Je continuerais de protéger dans la loi les enfants d’âge préscolaire, qui ne sont pas en mesure de faire la différence entre la réalité et les personnages.

Pas la bonne solution

L’interdiction de la publicité commerciale pour les moins de 13 ans a été intégrée à la Loi sur la protection du consommateur en 1978 par le gouvernement Lévesque. Déjà à l’époque, l’industrie de la télé s’opposait à cette disposition, qui demeure unique au Canada.

La législation québécoise prévoit notamment des peines sévères pour les entreprises qui adoptent une campagne marketing jugée trop attrayante pour les enfants. Elle limite aussi strictement les commandites d’événements destinés aux moins de 13 ans. Les publicités qui ont un objectif de prévention, celles des organismes gouvernementaux, par exemple, sont permises sous certaines conditions.

Professeure en psychoéducation à l’Université de Montréal, Linda S. Pagani s’inquiète maintenant que certains veulent rouvrir le débat sur la publicité visant les enfants. « Les enfants sont très vulnérables à la publicité et c’est important de les protéger. La publicité alimente l’impression du jeune qu’il n’est pas heureux parce qu’il ne possède pas certaines choses. Ça joue aussi sur la relation avec les parents, car ça pousse l’enfant à toujours demander », souligne Mme Pagani, qui a étudié les effets de la télévision sur les enfants.

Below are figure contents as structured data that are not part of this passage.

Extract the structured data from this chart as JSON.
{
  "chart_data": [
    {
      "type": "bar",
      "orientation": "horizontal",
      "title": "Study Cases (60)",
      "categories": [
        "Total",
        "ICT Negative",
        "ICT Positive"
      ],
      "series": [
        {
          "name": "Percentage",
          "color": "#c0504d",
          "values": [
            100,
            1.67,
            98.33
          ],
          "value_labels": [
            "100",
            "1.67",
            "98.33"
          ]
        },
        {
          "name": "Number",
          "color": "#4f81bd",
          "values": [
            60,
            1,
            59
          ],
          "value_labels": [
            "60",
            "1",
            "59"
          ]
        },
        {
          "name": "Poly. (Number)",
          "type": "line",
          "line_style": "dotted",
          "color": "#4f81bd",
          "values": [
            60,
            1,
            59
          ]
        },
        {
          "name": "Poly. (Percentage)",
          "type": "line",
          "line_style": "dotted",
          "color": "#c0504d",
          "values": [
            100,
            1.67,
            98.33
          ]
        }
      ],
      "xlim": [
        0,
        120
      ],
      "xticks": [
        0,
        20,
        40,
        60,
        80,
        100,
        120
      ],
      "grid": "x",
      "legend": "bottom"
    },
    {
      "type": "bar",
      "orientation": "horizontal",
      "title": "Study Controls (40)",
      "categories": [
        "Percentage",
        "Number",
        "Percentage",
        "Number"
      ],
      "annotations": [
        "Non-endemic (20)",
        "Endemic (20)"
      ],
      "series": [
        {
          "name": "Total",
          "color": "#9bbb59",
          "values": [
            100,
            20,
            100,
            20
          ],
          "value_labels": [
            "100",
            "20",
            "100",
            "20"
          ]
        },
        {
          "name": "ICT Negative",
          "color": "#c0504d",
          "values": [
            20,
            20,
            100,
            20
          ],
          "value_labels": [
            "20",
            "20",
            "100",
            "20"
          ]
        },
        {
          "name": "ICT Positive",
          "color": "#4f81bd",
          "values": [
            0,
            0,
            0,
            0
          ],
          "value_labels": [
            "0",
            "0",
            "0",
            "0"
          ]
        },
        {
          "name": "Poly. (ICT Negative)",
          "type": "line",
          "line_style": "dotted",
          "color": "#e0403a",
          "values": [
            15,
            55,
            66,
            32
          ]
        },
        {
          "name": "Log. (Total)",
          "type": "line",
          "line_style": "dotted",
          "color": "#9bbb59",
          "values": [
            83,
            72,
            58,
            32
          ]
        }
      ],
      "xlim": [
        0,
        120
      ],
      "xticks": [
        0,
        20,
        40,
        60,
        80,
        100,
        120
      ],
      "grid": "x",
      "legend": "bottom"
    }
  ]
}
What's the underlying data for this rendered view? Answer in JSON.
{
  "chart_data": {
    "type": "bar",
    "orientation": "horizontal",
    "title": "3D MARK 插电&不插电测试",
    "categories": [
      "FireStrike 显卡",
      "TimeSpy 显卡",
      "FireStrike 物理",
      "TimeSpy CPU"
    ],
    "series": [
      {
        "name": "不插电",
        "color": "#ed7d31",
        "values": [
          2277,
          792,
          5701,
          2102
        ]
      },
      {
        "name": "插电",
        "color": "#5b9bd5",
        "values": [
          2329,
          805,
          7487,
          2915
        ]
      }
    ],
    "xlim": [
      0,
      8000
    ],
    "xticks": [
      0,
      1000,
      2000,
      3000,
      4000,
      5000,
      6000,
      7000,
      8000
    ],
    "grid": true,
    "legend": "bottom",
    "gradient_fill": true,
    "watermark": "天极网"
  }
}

Même son de cloche du côté d’Option consommateurs, une organisation sans but lucratif qui défend les droits des consommateurs. « Je suis sensible à la situation de l’industrie québécoise de la télé, qui doit conjuguer avec une baisse de revenus. Mais revoir la loi, ce n’est pas la bonne solution. Les enfants sont trop vulnérables. Si on a de la difficulté à produire des émissions jeunesse, c’est au gouvernement de s’assurer de dégager le financement adéquat », soutient Me Alexandre Plourde, avocat et analyste pour Option consommateurs.

À cet effet, le ministère de la Culture dit miser sur Télé-Québec. Le gouvernement Legault rappelle avoir récemment octroyé 101,1 millions de dollars sur cinq ans à la chaîne publique, notamment pour qu’elle bonifie sa production jeunesse.